Mark Roxey was featured as Count Dracula in Stuart Sebastian’s

"Dracula"

with American Repertory Ballet for several seasons. He has also

performed

Ben Stevenson’s version and one created by Michael Pick for the

Atlanta

Ballet.

Ben Stevenson created his "Dracula" ballet for the Houston

Ballet and Pittsburgh Ballet in 1997 where it has become a staple

October offering. The Pennsylvania Ballet, which first performed

Stevenson’s

"Dracula" in 2000, dances Stevenson’s version October 30 to

November 8 at the Academy of Music in Philadelphia.

Yet unlike codified, traditional ballets such as "The

Nutcracker,"

today’s "Draculas" are as various and individual as their

choreographers.

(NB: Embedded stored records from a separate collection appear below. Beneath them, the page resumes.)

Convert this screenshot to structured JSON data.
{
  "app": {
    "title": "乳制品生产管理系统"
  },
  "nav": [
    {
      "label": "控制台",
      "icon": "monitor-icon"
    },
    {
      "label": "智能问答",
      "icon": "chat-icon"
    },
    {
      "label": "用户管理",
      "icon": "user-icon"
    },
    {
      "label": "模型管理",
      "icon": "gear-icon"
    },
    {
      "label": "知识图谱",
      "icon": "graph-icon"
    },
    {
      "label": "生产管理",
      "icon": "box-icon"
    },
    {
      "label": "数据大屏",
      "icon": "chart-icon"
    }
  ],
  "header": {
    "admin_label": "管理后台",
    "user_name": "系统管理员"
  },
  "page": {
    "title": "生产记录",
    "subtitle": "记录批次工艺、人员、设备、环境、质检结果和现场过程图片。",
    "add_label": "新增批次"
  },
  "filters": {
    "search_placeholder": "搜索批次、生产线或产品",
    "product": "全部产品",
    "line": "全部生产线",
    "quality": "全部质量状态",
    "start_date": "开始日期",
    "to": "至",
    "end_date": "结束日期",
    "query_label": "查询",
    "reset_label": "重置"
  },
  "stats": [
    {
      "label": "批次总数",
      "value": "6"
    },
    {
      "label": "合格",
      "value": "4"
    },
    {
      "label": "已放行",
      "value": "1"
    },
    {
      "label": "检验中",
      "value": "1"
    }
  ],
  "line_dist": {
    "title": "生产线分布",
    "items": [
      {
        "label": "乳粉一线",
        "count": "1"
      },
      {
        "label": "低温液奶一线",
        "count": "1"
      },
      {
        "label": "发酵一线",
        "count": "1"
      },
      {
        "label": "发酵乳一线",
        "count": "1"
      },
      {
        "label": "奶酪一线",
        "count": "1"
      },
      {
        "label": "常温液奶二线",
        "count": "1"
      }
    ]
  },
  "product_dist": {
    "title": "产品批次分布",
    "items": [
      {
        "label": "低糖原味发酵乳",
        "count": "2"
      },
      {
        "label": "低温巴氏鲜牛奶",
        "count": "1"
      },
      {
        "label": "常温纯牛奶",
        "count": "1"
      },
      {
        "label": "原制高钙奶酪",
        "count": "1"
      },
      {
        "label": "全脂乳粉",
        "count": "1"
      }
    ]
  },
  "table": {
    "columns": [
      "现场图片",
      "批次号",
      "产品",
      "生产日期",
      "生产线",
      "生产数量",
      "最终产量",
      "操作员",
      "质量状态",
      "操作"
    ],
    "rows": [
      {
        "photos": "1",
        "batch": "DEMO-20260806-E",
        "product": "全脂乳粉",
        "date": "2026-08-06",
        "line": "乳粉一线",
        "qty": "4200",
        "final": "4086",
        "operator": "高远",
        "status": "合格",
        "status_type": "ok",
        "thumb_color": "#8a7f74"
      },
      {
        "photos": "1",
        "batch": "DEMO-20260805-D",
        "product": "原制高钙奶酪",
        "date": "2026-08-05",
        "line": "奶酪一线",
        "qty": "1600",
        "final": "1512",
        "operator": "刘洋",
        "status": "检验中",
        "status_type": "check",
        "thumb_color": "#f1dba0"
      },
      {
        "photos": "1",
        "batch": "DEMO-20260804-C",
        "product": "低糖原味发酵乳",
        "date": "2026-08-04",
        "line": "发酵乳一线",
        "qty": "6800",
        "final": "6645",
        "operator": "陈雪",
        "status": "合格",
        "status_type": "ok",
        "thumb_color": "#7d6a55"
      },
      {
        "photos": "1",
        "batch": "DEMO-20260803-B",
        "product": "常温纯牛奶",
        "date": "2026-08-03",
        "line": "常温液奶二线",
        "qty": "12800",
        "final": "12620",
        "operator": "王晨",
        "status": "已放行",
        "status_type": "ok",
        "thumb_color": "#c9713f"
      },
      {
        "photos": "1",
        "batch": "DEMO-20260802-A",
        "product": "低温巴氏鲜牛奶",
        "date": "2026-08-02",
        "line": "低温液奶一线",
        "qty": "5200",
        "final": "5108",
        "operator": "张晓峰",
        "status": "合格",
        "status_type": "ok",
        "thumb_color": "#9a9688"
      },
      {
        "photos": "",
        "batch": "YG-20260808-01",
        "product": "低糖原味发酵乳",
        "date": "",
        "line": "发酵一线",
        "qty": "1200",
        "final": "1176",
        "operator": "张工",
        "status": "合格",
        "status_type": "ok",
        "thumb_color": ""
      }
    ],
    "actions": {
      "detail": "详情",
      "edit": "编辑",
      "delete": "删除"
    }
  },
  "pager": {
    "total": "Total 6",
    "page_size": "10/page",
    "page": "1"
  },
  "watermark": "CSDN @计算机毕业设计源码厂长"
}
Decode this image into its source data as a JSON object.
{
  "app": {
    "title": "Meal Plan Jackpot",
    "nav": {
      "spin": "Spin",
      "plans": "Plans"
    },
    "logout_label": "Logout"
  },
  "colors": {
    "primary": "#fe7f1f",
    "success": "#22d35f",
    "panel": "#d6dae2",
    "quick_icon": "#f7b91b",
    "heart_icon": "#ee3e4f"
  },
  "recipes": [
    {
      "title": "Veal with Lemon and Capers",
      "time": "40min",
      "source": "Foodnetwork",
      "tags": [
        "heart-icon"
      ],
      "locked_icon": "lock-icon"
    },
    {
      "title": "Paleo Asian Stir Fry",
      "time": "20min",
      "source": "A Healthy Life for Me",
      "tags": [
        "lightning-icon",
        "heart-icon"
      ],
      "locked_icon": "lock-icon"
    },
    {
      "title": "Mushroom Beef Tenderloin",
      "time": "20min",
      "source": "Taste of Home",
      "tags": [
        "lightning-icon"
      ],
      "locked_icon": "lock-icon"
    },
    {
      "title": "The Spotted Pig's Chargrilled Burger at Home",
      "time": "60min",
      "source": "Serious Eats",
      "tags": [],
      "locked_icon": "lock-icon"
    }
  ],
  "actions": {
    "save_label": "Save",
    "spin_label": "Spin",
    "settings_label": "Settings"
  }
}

Like Roxey, most choreographers create their own

scores

with scary sound effects and favorite fragments of evocative music.

Roxey found various kinds of music to match mood and action, from

Philip Glass to film scores, and also commissioned original music

that he like

Using the latest high-technology along with dance, the production

will feature an array of special effects, flying effects, sound

effects,

weather effects, video projection and animation. "The whole

production

is a very intense experience," he says. "It’s total theater

— definitely an unusual ballet experience."

— Nicole Plett

Dracula, Roxey Ballet, Villa Victoria Theater, Route

29, West Trenton, 609-397-7616. $26.50; $23.50 children, seniors,

and disabled. Friday and Saturday, October 24 and 25, 7 p.m.